Gordon, Bill and Annie Stewart

Dr. Gordon Stewart was born in 1929 in North Vancouver. He attended Ridgeway Elementary School and graduated from North Vancouver High School in 1947. After obtaining a degree from the University of British Columbia in 1951, he graduated from the University of Toronto in dentistry in 1955. He practised dentistry in Vancouver and 100 Mile House, but died tragically in 1967. The scholarship in his name was established by his parents, William and Annie Stewart, who made the first donation toward what eventually became the North Vancouver High School Education Foundation.

William (Bill) Stewart was born in Cumbernauld, Scotland, near Glasgow, March 7 1903. After serving in World War I for three years in the Eighth Field Ambulance Corps, he taught French and Social Studies for 34 years at North Van High, starting in 1924 just six months after the school had moved into its new building at 23rd and St. George's. Throughout his teaching career, he was absent only once, for four days, with the flu. He is probably remembered best as a music teacher, especially for his production of eight operettas in eight years, including Ermine, Don Alonso's Treasure, Tulip Time, "Oh Doctor!" Carmen, Mockingbird, and HMS Pinafore.
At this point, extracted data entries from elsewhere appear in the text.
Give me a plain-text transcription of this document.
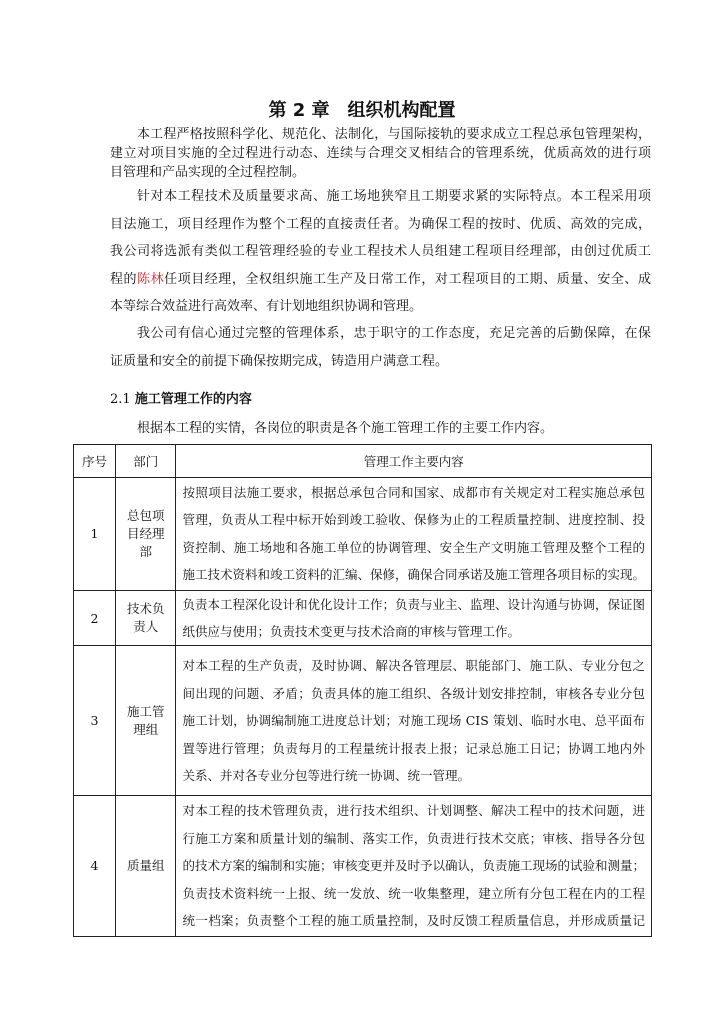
第 2 章　组织机构配置
本工程严格按照科学化、规范化、法制化，与国际接轨的要求成立工程总承包管理架构，
建立对项目实施的全过程进行动态、连续与合理交叉相结合的管理系统，优质高效的进行项
目管理和产品实现的全过程控制。
针对本工程技术及质量要求高、施工场地狭窄且工期要求紧的实际特点。本工程采用项
目法施工，项目经理作为整个工程的直接责任者。为确保工程的按时、优质、高效的完成，
我公司将选派有类似工程管理经验的专业工程技术人员组建工程项目经理部，由创过优质工
程的陈林任项目经理，全权组织施工生产及日常工作，对工程项目的工期、质量、安全、成
本等综合效益进行高效率、有计划地组织协调和管理。
我公司有信心通过完整的管理体系，忠于职守的工作态度，充足完善的后勤保障，在保
证质量和安全的前提下确保按期完成，铸造用户满意工程。
2.1 施工管理工作的内容
根据本工程的实情，各岗位的职责是各个施工管理工作的主要工作内容。
序号	部门	管理工作主要内容
1	总包项
目经理
部	按照项目法施工要求，根据总承包合同和国家、成都市有关规定对工程实施总承包
管理，负责从工程中标开始到竣工验收、保修为止的工程质量控制、进度控制、投
资控制、施工场地和各施工单位的协调管理、安全生产文明施工管理及整个工程的
施工技术资料和竣工资料的汇编、保修，确保合同承诺及施工管理各项目标的实现。

2	技术负
责人	负责本工程深化设计和优化设计工作；负责与业主、监理、设计沟通与协调，保证图
纸供应与使用；负责技术变更与技术洽商的审核与管理工作。

3	施工管
理组	对本工程的生产负责，及时协调、解决各管理层、职能部门、施工队、专业分包之
间出现的问题、矛盾；负责具体的施工组织、各级计划安排控制，审核各专业分包
施工计划，协调编制施工进度总计划；对施工现场 CIS 策划、临时水电、总平面布
置等进行管理；负责每月的工程量统计报表上报；记录总施工日记；协调工地内外
关系、并对各专业分包等进行统一协调、统一管理。

4	质量组	对本工程的技术管理负责，进行技术组织、计划调整、解决工程中的技术问题，进
行施工方案和质量计划的编制、落实工作，负责进行技术交底；审核、指导各分包
的技术方案的编制和实施；审核变更并及时予以确认，负责施工现场的试验和测量；
负责技术资料统一上报、统一发放、统一收集整理，建立所有分包工程在内的工程
统一档案；负责整个工程的施工质量控制，及时反馈工程质量信息，并形成质量记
Always an avid gardener and builder, he was up on the ladder doing roof repairs as late as age 95. He died August 12 1992 in White Rock after a short illness, only months before his hundredth birthday.

Annie Stewart was born in Rossland BC. She graduated from UBC (where she met Bill) in 1923, earning the Governor-General's gold medal in history and silver medal in English. She taught Grades One to Seven in a one-room school in Saskatchewan for two years before she married Bill in 1928 and moved to North Vancouver, where the couple built a house at 11th Street and Grand Boulevard and raised two boys, Gordon and Dr. Donald Stewart MD. Annie loved her family, her friends, her home, and her garden; she enjoyed sewing and baking and she remained an avid reader, but she also delighted in thought-provoking and lively debates. Annie and Bill moved to White Rock in 1963, where they had a long and happy retirement in a home with a view of the sea. When she died, she was even closer to her hundredth birthday than Bill had been.